Spare my brother's life, a schizophrenic man on death row
Scott Panetti is a paranoid schizophrenic who wore a TV-western cowboy costume in court and was allowed to represent himself while on trial for his life. But I know him as my big brother, the strong and handsome sailor, who came home to visit when on leave from the Navy.
Scott is scheduled to be executed in Texas on December 3, 2014 – unless the courts intervene or Governor Perry grants him a 30-day reprieve. Scott was convicted of murdering his in-laws, but he is not a cold-hearted killer. He is a very sick person who has suffered from severe mental illness for more than 30 years.
My brother suffers from the incurable and devastating mental illness schizophrenia. In the decade leading up to the offense for which he was convicted and sentenced to death, my brother was hospitalized more than a dozen times due to psychotic behavior.
In 1986, Scott first succumbed to the delusion that he was engaged in spiritual warfare with Satan. He became obsessed with the idea that the devil was in the house. He engaged in a series of bizarre behavior to exorcize his home, including burying furniture in the backyard because he thought the devil was in it.
The trial court should never have allowed Scott to represent himself. He was clearly extremely ill: he attempted to subpoena over two hundred witnesses, including the Pope, John F. Kennedy, and Jesus Christ. He frightened the jurors by assuming his alternate personality of “Sarge,” gesturing as though pointing a rifle into the jury box, and imitating the sound of shots being fired. He passed up a plea deal that would have saved his life. The court could have insisted that an attorney represented my brother, but it did not, and the outcome was his death sentence.
The U.S. Supreme Court has held that the Constitution forbids the execution of severely mentally ill individuals who do not understand the reason for their punishment. Scott is not mentally competent: he would go to the execution chamber believing his fixed delusion that he is being put to death for preaching the Gospels, not for the murder of his wife’s parents.
It’s not right for our country to use capital punishment on a severely mentally ill person like my brother Scott. You can find out more about the case here: texasdefender.org/scott-panetti
Having a brother on death row is like having a terminally ill family member. But there’s one big difference: we can’t stop a terminal illness, but we CAN do everything in our power to stop Texas from taking my brother’s life.
Please join me in asking Governor Rick Perry to grant a 30-day stay of execution so the courts can look into my brother’s competency to be executed, which has not been assessed in nearly seven years.
Please sign my petition to ask Governor Perry to spare my brother Scott’s life.
Please seek justice in the case of Scott Panetti by granting a 30-day stay so the courts can examine his competency to be executed.
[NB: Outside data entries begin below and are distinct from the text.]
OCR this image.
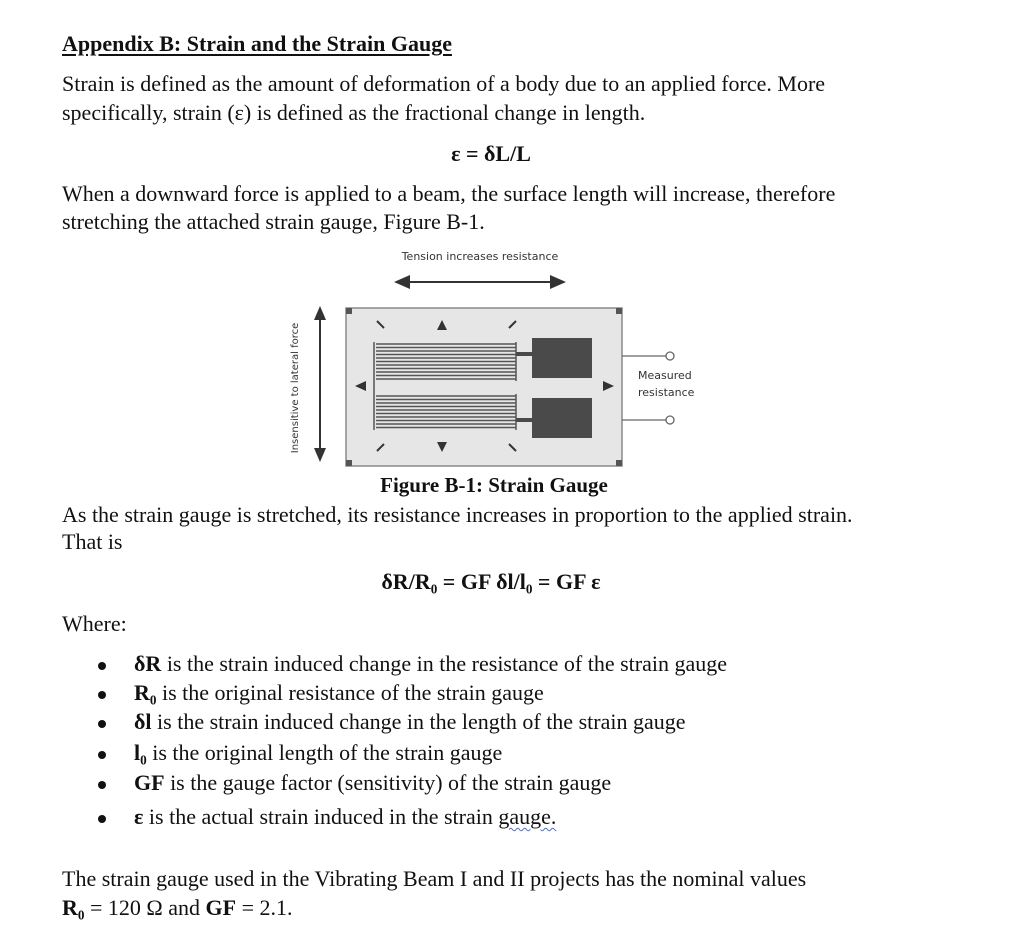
Appendix B: Strain and the Strain Gauge
Strain is defined as the amount of deformation of a body due to an applied force. More
specifically, strain (ε) is defined as the fractional change in length.
ε = δL/L
When a downward force is applied to a beam, the surface length will increase, therefore
stretching the attached strain gauge, Figure B-1.
Tension increases resistance
Insensitive to lateral force	Measured
resistance
Figure B-1: Strain Gauge
As the strain gauge is stretched, its resistance increases in proportion to the applied strain.
That is
δR/R₀ = GF δl/l₀ = GF ε
Where:
δR is the strain induced change in the resistance of the strain gauge
R₀ is the original resistance of the strain gauge
δl is the strain induced change in the length of the strain gauge
l₀ is the original length of the strain gauge
GF is the gauge factor (sensitivity) of the strain gauge
ε is the actual strain induced in the strain gauge.
The strain gauge used in the Vibrating Beam I and II projects has the nominal values
R₀ = 120 Ω and GF = 2.1.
Mr. Panetti should be separated from society for the rest of his life, but because of his severe mental illness, his life should be spared.
Mr. Panetti’s severe mental illness pre-dated the crime for which he was convicted and sentenced to death. In the decade leading up to the offense, he was hospitalized a dozen times due to psychotic behavior. Doctors diagnosed him with chronic schizophrenia and schizoaffective disorder and prescribed antipsychotic medication. He committed the crime while off his antipsychotic medication.
The court should not have allowed Mr. Panetti to represent himself -- wearing a TV-Western cowboy outfit and attempting to subpoena 200 witnesses, including the Pope, John F. Kennedy, and Jesus Christ -- when he was severely mentally ill. The U.S. Supreme Court has held that the Constitution forbids the execution of severely mentally ill individuals who do not understand the reason for their punishment.
Mr. Panetti’s delusions center on his belief that his execution is being orchestrated by Satan, working through Texas, to put an end to his preaching the Gospel of Jesus Christ to the condemned. Executing the severely mentally ill, like Mr. Panetti, crosses a moral line and serves no legitimate purpose.
We ask Governor Perry to grant Mr. Panetti a 30-day reprieve. Thank you for your consideration.